Now, I had the mayor of Marion, Indiana, and a lot of GM executives come in to see me last week and they told me in Marion, Indiana, they would lose $5 million in tax revenue if these companies go under.

And they would have to lay off firemen and policemen and other civil employees. Nobody wants that to happen. But how do we solve the problem long term?

And my concern is we're throwing $15 billion at this right now without a solution. We're going to have these people come to the conference table after we give them $15 billion, just like we gave the $700 billion a few weeks ago in the TARP plan, and we're going to say, now go solve the problem and come up with an answer. We need to have these answers first, and then give them the money.

I don't mind staying here through Christmas and New Years to find a solution to save the automobile industry and the related industries. But this isn't the way, in my opinion, to do that.

Now, you know, Senator Corker, in the other body, said, here's the way that we ought to solve the problem; and I'd like to read this to my colleagues. He said, Number 1, the manufacturers should give existing bondholders 30 cents on the dollar to help reduce their overall debt. Right now they'd only get 13 cents on the dollar, so 30 cents on the dollar would make them happy, and they would agree to that. And Senator Corker said this ought to be one of the things that's in the plan.

Second, he said, wages should immediately come in-line with the transplant companies. And I think everybody that thinks about this realizes that if your cost of doing business is not competitive with your opposition, you're not going to survive. So that's an essential thing, in my opinion.

Third, the UAW should take half of GM's payment in the Voluntary Employees Beneficiary Association in GM stock; and I think they should do that because they're in this thing with everybody else, and taking half of their benefits in stock would be a great thing. And I think
they would enjoy doing that if they knew the company was going to survive. And they want it to survive.

And finally, the Jobs Bank program should be eliminated.
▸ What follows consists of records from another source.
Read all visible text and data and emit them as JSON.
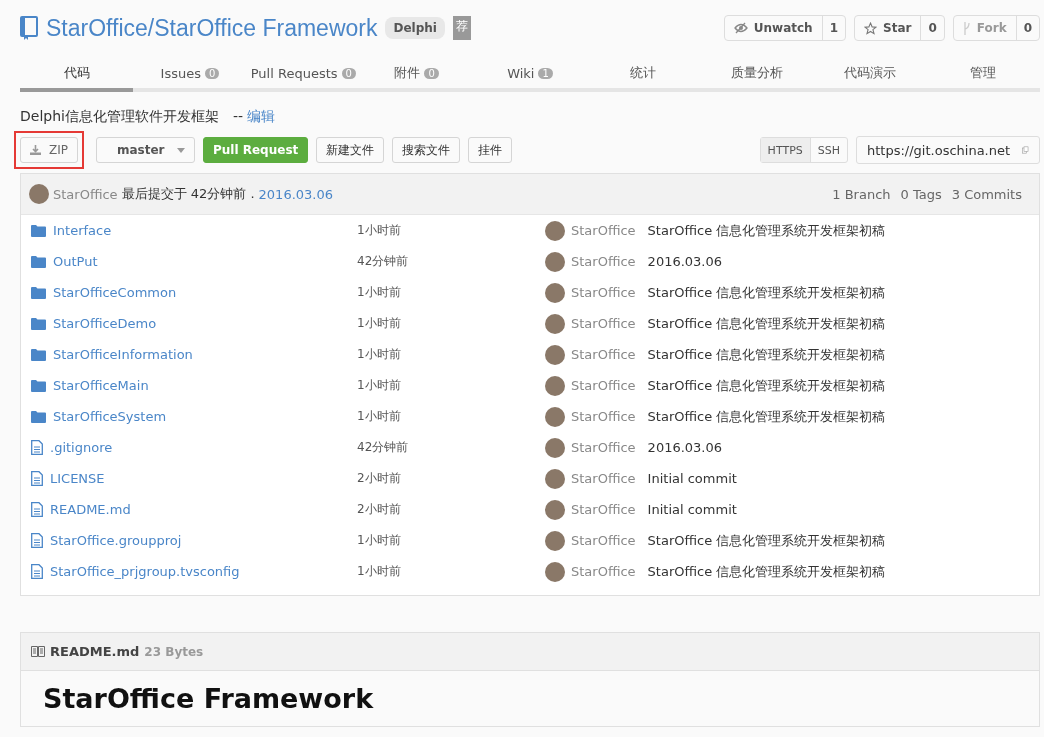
{
  "repo": {
    "owner": "StarOffice",
    "name": "StarOffice Framework",
    "separator": "/",
    "language": "Delphi",
    "badge": "荐"
  },
  "actions": [
    {
      "label": "Unwatch",
      "count": "1",
      "disabled": false,
      "kind": "watch"
    },
    {
      "label": "Star",
      "count": "0",
      "disabled": false,
      "kind": "star"
    },
    {
      "label": "Fork",
      "count": "0",
      "disabled": true,
      "kind": "fork"
    }
  ],
  "tabs": [
    {
      "label": "代码",
      "selected": true
    },
    {
      "label": "Issues",
      "count": "0",
      "selected": false
    },
    {
      "label": "Pull Requests",
      "count": "0",
      "selected": false
    },
    {
      "label": "附件",
      "count": "0",
      "selected": false
    },
    {
      "label": "Wiki",
      "count": "1",
      "selected": false
    },
    {
      "label": "统计",
      "selected": false
    },
    {
      "label": "质量分析",
      "selected": false
    },
    {
      "label": "代码演示",
      "selected": false
    },
    {
      "label": "管理",
      "selected": false
    }
  ],
  "description": {
    "text": "Delphi信息化管理软件开发框架",
    "separator": "--",
    "edit_link": "编辑"
  },
  "toolbar": {
    "zip": {
      "label": "ZIP",
      "highlighted": true
    },
    "branch": "master",
    "pull_request": "Pull Request",
    "buttons": [
      "新建文件",
      "搜索文件",
      "挂件"
    ],
    "protocols": [
      {
        "label": "HTTPS",
        "selected": true
      },
      {
        "label": "SSH",
        "selected": false
      }
    ],
    "clone_url": "https://git.oschina.net"
  },
  "last_commit": {
    "author": "StarOffice",
    "text": "最后提交于 42分钟前 .",
    "date": "2016.03.06",
    "branches": "1 Branch",
    "tags": "0 Tags",
    "commits": "3 Commits"
  },
  "files": [
    {
      "kind": "folder",
      "name": "Interface",
      "time": "1小时前",
      "author": "StarOffice",
      "message": "StarOffice 信息化管理系统开发框架初稿"
    },
    {
      "kind": "folder",
      "name": "OutPut",
      "time": "42分钟前",
      "author": "StarOffice",
      "message": "2016.03.06"
    },
    {
      "kind": "folder",
      "name": "StarOfficeCommon",
      "time": "1小时前",
      "author": "StarOffice",
      "message": "StarOffice 信息化管理系统开发框架初稿"
    },
    {
      "kind": "folder",
      "name": "StarOfficeDemo",
      "time": "1小时前",
      "author": "StarOffice",
      "message": "StarOffice 信息化管理系统开发框架初稿"
    },
    {
      "kind": "folder",
      "name": "StarOfficeInformation",
      "time": "1小时前",
      "author": "StarOffice",
      "message": "StarOffice 信息化管理系统开发框架初稿"
    },
    {
      "kind": "folder",
      "name": "StarOfficeMain",
      "time": "1小时前",
      "author": "StarOffice",
      "message": "StarOffice 信息化管理系统开发框架初稿"
    },
    {
      "kind": "folder",
      "name": "StarOfficeSystem",
      "time": "1小时前",
      "author": "StarOffice",
      "message": "StarOffice 信息化管理系统开发框架初稿"
    },
    {
      "kind": "file",
      "name": ".gitignore",
      "time": "42分钟前",
      "author": "StarOffice",
      "message": "2016.03.06"
    },
    {
      "kind": "file",
      "name": "LICENSE",
      "time": "2小时前",
      "author": "StarOffice",
      "message": "Initial commit"
    },
    {
      "kind": "file",
      "name": "README.md",
      "time": "2小时前",
      "author": "StarOffice",
      "message": "Initial commit"
    },
    {
      "kind": "file",
      "name": "StarOffice.groupproj",
      "time": "1小时前",
      "author": "StarOffice",
      "message": "StarOffice 信息化管理系统开发框架初稿"
    },
    {
      "kind": "file",
      "name": "StarOffice_prjgroup.tvsconfig",
      "time": "1小时前",
      "author": "StarOffice",
      "message": "StarOffice 信息化管理系统开发框架初稿"
    }
  ],
  "readme": {
    "filename": "README.md",
    "size": "23 Bytes",
    "heading": "StarOffice Framework"
  }
}
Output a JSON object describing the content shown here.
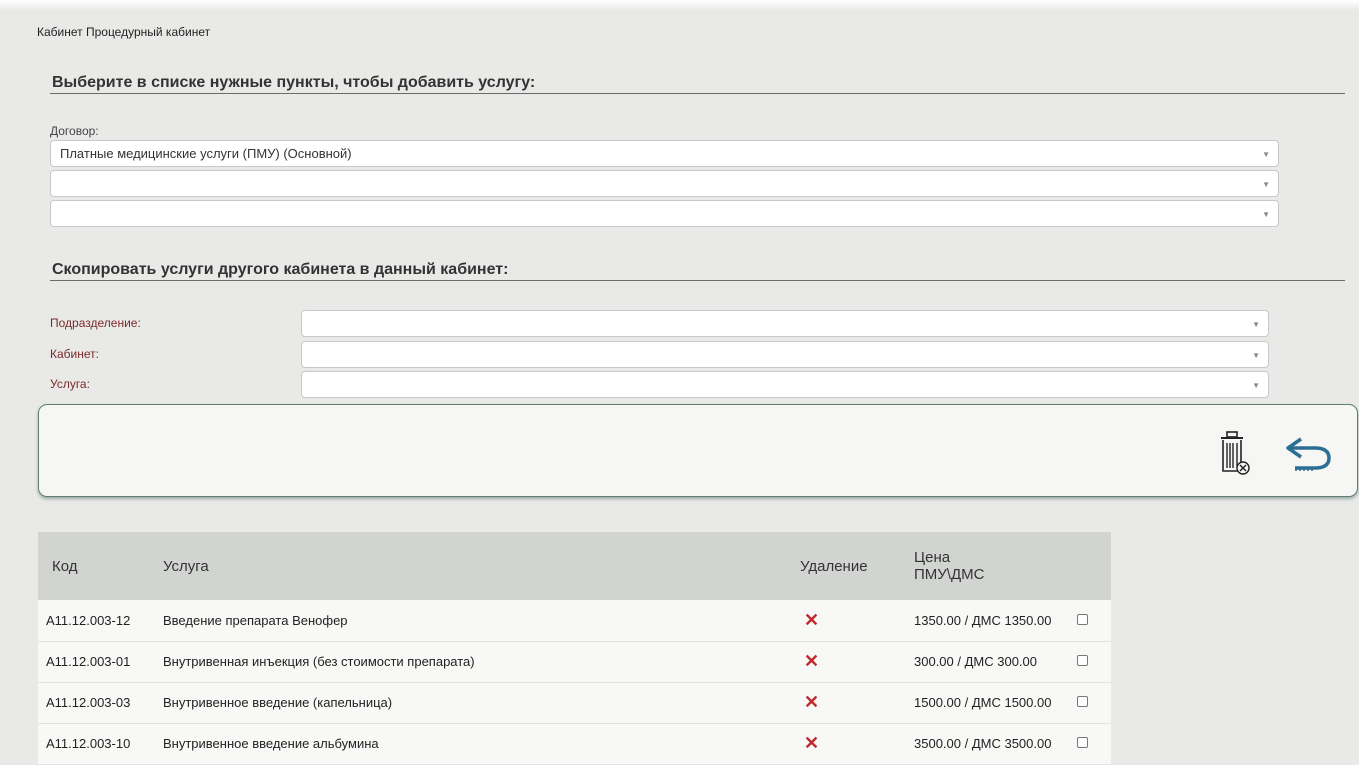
{
  "page": {
    "cabinet_title": "Кабинет Процедурный кабинет"
  },
  "add_section": {
    "heading": "Выберите в списке нужные пункты, чтобы добавить услугу:",
    "contract_label": "Договор:",
    "selects": [
      {
        "value": "Платные медицинские услуги (ПМУ) (Основной)"
      },
      {
        "value": ""
      },
      {
        "value": ""
      }
    ]
  },
  "copy_section": {
    "heading": "Скопировать услуги другого кабинета в данный кабинет:",
    "fields": [
      {
        "label": "Подразделение:",
        "value": ""
      },
      {
        "label": "Кабинет:",
        "value": ""
      },
      {
        "label": "Услуга:",
        "value": ""
      }
    ]
  },
  "actions": {
    "icons": [
      "trash-icon",
      "undo-arrow-icon"
    ]
  },
  "table": {
    "headers": {
      "code": "Код",
      "service": "Услуга",
      "delete": "Удаление",
      "price_line1": "Цена",
      "price_line2": "ПМУ\\ДМС"
    },
    "rows": [
      {
        "code": "A11.12.003-12",
        "service": "Введение препарата Венофер",
        "price": "1350.00 / ДМС 1350.00",
        "checked": false
      },
      {
        "code": "A11.12.003-01",
        "service": "Внутривенная инъекция (без стоимости препарата)",
        "price": "300.00 / ДМС 300.00",
        "checked": false
      },
      {
        "code": "A11.12.003-03",
        "service": "Внутривенное введение (капельница)",
        "price": "1500.00 / ДМС 1500.00",
        "checked": false
      },
      {
        "code": "A11.12.003-10",
        "service": "Внутривенное введение альбумина",
        "price": "3500.00 / ДМС 3500.00",
        "checked": false
      }
    ]
  },
  "colors": {
    "background": "#e9eae8",
    "delete_icon": "#c0292b",
    "accent_label": "#7a2a2a",
    "icon_blue": "#2c6f94",
    "panel_border": "#5f7f74"
  }
}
He said, if you had these four things as a starting point, we could get on with the business of solving this problem.

Now, at the hearing in the Senate Banking Committee the other day, Mark Zandi, who is the Chief Economist and Co-Founder of Moody's Economic Guide said, testified, ``under the most likely outlook for the economy and the auto industry, the restructuring plans in which the Big
Three have requested $35 billion in loans,'' at that time it was $34 billion, ``will not be sufficient for them to avoid bankruptcy at the same point in the next 2 years. They would ultimately need another 75 to $125 billion to avoid bankruptcy.''

Now, we need to solve this problem. I want to help those employees. I want to help the executives. I want to help the communities that will suffer if they lose the tax revenues from these people who would lose their jobs and if the industry went south. I want to solve it. But rushing to judgement today, just like that, and throwing $15 billion at it, without a solution, in my opinion, is the wrong way to go.

So I'd just like to say to my colleagues, if you really want to solve this problem long term, let's don't rush to judgment today. Let's stick around here a few more days and work this out so we can really solve the problem long term so the industry can survive.